Gallagher will ask to extend these measures through Oct. 15 to storm victims in Brevard, Charlotte, DeSoto, Hardee, Lake, Lee, Orange, Osceola, Polk, Sarasota, Seminole, and Volusia counties, which have been declared as substantially effected counties.
Gallagher already is asking banks and credit unions to consider increasing credit card limits and credit lines, reducing or eliminating late fees on loans, granting temporary loan payment extensions, allowing customers to skip a loan or credit card payment, expediting loan applications, and waiving ATM and check-cashing fees for storm victims, even if they are not accountholders.
“We have residents who don’t have a roof over their heads, or even a way to receive mail and may not for weeks,” Gallagher said. “As we work to come to grips with the aftermath of Hurricane Charley, we will need to recognize extenuating circumstances for storm victims. We need to focus on helping our citizens and businesses get back on their feet.”

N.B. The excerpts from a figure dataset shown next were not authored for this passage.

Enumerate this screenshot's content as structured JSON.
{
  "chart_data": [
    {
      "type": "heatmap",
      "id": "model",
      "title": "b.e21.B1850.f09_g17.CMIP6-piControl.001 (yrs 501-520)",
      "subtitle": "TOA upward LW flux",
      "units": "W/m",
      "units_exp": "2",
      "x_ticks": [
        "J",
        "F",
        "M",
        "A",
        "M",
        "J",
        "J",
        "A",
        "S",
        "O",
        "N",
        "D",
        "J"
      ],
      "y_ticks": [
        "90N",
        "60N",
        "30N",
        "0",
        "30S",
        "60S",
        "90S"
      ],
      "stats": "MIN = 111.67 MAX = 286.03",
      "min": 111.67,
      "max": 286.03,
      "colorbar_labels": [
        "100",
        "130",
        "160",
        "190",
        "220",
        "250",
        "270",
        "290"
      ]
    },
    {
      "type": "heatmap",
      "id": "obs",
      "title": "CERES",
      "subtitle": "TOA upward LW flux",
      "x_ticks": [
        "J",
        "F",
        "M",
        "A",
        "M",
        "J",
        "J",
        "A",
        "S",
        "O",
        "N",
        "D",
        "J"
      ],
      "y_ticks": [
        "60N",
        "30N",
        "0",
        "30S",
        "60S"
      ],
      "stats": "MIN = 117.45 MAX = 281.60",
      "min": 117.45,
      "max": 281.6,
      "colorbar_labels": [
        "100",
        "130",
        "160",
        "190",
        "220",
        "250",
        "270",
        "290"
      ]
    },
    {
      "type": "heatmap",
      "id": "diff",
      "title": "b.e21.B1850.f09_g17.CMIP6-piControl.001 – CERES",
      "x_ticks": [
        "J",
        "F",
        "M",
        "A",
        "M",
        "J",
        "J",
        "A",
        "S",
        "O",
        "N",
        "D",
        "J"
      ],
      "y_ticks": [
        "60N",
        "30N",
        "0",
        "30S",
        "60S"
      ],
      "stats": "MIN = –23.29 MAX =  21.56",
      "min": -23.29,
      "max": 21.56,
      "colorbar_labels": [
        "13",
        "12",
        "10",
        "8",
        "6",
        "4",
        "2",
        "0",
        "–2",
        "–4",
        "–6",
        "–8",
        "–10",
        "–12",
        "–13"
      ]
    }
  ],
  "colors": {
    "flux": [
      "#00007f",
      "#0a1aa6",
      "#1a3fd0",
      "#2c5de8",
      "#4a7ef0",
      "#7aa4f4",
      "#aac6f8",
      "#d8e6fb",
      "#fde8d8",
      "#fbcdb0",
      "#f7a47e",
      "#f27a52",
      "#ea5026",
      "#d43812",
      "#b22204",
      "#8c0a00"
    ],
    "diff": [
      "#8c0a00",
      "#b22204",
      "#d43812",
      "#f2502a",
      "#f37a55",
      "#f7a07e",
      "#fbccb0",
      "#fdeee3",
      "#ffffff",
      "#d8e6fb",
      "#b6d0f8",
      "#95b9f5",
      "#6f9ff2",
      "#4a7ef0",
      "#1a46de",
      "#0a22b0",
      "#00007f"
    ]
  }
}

The department has also learned that some scammers may reportedly be sending e-mails under the guise of a financial institution asking for information to ensure the security of an account, when they actually are looking for information to steal one’s identity.
Gallagher said residents should not respond to such e-mails, and instead should call their financial institution directly to inquire about their accounts.
Kevin McCarty, commissioner of Insurance Regulation, said that insurers could easily comply with the measures Gallagher will ask for at Tuesday’s Cabinet meeting.
“Seeing the devastation that these people have had to deal with, the last thing we want them to worry about is their insurance coverage,” McCarty said.
McCarty said he would issue an order to facilitate Gallagher’s requests. He also will seek to suspend rate filings until further notice so staff can assist residents and businesses with filing claims and recovery.
On Tuesday, Gallagher banned public adjuster fees to no more than 10 percent of the claim payment, noting in the case of a total loss that no fee should be charged. He also banned adjusters from requiring any upfront payment.
The Department of Financial Services has teams of investigators on the ground investigating reports of any unlicensed adjusters or inappropriate adjuster offers. Investigators are tracking complaints that some adjusters have reportedly asked for as much as 25 percent of the claim payment and as much as $2,000 up front to initiate claims processing.
Gallagher will again tour hurricane-damaged areas on Thursday with insurance executives to give them a first-hand view of the damage. Gallagher has deployed the department’s Mobile Response Unit, located in the Publix parking lot at 24123 Peachland Blvd. in Port Charlotte.
Specialists are also located at FEMA outposts including the Herald Recreation Center, 23400 Herald Ave. in Port Charlotte; the Germain Arena, 11 Everblades Parkway in Estero; and at DeSoto Middle School, 420 East Gibson St. in Arcadia.